LOTR: Face Landmark Localization Using Localization Transformer

12 min readMar 31, 2022

This blog post is a technical summary on the peer-reviewed novel research LOTR: Face Landmark Localization Using Localization Transformer proposed by Watchareeruetai et al. [1] in affiliation with Sertis Vision Lab.

Introduction

Nowadays, face recognition systems are commonplace in our daily lives, with businesses willing to take advantage of their convenience and robustness. Over the past decade, face detection and facial landmark localization have become crucial in aiding the performance of face recognition systems. While face detection refers to accurately detecting faces in an image, facial landmark localization focuses on estimating the positions of predefined key points in a detected face. These key points represent the different attributes of a human face, e.g., the contours of the face, eyes, nose, mouth, or eyebrows [1]. In recent years, facial landmark localization has become an important area of research in computer vision. It has aided in solving several computer vision problems like face animation, 3D face reconstruction, synthesized face detection, emotion classification, and facial action unit detection. However, it is challenging due to its dependency on face pose, illumination, and occlusion [2].

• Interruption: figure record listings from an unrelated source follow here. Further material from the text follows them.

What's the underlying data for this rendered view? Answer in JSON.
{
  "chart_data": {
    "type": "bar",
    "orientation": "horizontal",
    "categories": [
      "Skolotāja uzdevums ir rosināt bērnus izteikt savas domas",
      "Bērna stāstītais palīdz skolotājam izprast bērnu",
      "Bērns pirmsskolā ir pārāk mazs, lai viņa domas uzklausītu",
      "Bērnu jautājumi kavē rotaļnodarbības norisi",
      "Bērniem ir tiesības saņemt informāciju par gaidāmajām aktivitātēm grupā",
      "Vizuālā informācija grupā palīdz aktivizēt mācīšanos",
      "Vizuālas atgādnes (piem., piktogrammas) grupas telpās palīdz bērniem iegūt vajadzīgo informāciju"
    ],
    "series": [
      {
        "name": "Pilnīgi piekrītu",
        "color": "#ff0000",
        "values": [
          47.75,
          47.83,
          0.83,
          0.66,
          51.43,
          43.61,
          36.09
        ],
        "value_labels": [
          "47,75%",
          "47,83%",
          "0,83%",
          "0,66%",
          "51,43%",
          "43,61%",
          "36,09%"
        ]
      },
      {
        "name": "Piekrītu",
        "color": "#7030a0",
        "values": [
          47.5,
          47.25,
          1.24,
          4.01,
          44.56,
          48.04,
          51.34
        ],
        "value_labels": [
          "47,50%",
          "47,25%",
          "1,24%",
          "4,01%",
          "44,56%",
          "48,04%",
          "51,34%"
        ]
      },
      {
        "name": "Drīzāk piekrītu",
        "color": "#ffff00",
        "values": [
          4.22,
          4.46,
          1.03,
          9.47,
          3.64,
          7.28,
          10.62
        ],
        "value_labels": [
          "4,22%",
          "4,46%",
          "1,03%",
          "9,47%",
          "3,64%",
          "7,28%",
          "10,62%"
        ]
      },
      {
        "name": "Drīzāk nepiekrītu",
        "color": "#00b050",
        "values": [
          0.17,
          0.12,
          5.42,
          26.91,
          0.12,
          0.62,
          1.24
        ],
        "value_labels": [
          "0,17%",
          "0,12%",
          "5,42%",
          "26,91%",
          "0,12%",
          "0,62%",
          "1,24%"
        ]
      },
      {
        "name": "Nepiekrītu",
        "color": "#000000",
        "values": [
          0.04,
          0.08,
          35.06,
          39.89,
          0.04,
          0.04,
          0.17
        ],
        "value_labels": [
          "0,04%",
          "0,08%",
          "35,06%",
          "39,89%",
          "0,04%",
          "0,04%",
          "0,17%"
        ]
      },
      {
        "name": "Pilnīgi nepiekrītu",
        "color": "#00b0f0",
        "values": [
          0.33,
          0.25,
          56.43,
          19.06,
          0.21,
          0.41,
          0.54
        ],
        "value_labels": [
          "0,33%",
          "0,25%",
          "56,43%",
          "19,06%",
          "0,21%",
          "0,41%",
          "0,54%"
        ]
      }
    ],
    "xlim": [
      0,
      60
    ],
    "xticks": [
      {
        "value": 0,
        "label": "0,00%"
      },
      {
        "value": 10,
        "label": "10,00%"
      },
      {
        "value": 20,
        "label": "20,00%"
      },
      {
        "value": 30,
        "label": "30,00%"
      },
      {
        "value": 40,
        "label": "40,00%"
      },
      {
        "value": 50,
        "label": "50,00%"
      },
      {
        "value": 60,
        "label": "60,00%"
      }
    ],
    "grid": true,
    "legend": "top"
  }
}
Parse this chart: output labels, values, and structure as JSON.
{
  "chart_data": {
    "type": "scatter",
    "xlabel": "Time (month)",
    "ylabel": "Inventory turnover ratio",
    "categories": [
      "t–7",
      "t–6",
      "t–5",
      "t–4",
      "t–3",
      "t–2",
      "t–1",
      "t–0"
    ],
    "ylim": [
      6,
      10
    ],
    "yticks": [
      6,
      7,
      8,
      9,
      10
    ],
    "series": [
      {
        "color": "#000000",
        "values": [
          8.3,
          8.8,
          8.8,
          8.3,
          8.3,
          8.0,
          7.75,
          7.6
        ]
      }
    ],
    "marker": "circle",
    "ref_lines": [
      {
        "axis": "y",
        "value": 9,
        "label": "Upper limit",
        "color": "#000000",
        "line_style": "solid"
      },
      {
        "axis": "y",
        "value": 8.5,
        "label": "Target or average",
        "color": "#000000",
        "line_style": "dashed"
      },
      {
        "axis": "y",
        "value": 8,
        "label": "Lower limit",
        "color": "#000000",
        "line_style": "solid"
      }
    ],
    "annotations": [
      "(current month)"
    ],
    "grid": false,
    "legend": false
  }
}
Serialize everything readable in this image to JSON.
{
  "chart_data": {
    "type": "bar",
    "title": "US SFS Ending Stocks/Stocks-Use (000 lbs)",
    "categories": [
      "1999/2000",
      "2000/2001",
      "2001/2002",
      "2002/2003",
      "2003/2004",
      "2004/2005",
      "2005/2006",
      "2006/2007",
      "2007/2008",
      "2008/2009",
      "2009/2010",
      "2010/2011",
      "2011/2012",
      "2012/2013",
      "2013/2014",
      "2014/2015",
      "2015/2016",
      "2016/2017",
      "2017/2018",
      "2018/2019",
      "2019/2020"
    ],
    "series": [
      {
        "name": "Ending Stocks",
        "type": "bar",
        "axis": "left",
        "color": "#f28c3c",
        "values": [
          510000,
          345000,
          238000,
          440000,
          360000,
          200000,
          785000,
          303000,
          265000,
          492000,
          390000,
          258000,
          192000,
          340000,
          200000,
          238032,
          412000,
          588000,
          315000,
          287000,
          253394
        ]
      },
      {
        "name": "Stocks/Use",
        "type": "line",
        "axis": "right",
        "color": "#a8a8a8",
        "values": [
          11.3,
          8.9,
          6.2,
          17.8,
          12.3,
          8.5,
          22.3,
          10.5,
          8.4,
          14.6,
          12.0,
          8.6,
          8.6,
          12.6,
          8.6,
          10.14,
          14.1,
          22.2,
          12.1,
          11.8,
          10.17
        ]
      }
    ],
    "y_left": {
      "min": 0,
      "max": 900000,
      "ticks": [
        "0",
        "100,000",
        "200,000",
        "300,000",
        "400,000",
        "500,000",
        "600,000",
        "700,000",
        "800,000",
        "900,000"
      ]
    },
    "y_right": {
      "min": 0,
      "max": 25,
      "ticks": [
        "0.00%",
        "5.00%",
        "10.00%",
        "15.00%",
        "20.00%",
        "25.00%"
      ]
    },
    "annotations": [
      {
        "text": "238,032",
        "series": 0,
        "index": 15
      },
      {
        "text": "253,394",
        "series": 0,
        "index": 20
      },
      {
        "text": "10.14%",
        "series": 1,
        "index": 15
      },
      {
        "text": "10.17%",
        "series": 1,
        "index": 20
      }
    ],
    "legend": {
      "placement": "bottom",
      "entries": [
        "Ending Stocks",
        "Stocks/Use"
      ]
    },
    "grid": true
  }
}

With the research in Convolutional Neural Networks (CNNs) gaining significant traction since the early 2010s, researchers have utilized their ability to extract contextual information from an image. Thus, using different variants of CNNs as the backbone, two approaches for facial landmark localization have been widely adopted: coordinate regression and heatmap regression.

Coordinate regression methods entail adding a fully-connected layer at the end of a CNN backbone to predict each landmark’s coordinates. On the other hand, heatmap-based approaches predict spatial probability maps wherein each pixel is associated with the likelihood of the presence of a landmark location. Heatmap-based techniques better utilize spatial information than coordinate regression methods that suffer from spatial information loss due to the compression of feature maps before the fully-connected layers. Additionally, heatmap-based approaches lead to better convergence than coordinate regression techniques and have achieved state-of-the-art performance on multiple evaluation datasets. However, they rely on generating large heatmaps, increasing the post-processing complexity.

Although the coordinate regression technique may suffer from the issue of spatial information loss, they offer an end-to-end solution at a lower computational complexity than heatmap-based approaches. With this motivation, in their paper, LOTR: Face Landmark Localization Using Localization Transformer, Watchareeruetai et al. [1] investigate a coordinate regression approach for facial landmark localization by exploiting Transformers [3] to address the issue of spatial information loss. The goal is to reduce computational complexity by straying away from additional post-processing steps like heatmap-based methods, yielding a more efficient network.

Proposed methods

Watchareeruetai et al. [1] propose the following novel ideas:

A Transformer-based landmark localization network named Localization Transformer (LOTR).
A modified loss function, namely smooth-Wing loss, which addresses gradient discontinuity and training stability issues in an existing loss function called the Wing loss [4].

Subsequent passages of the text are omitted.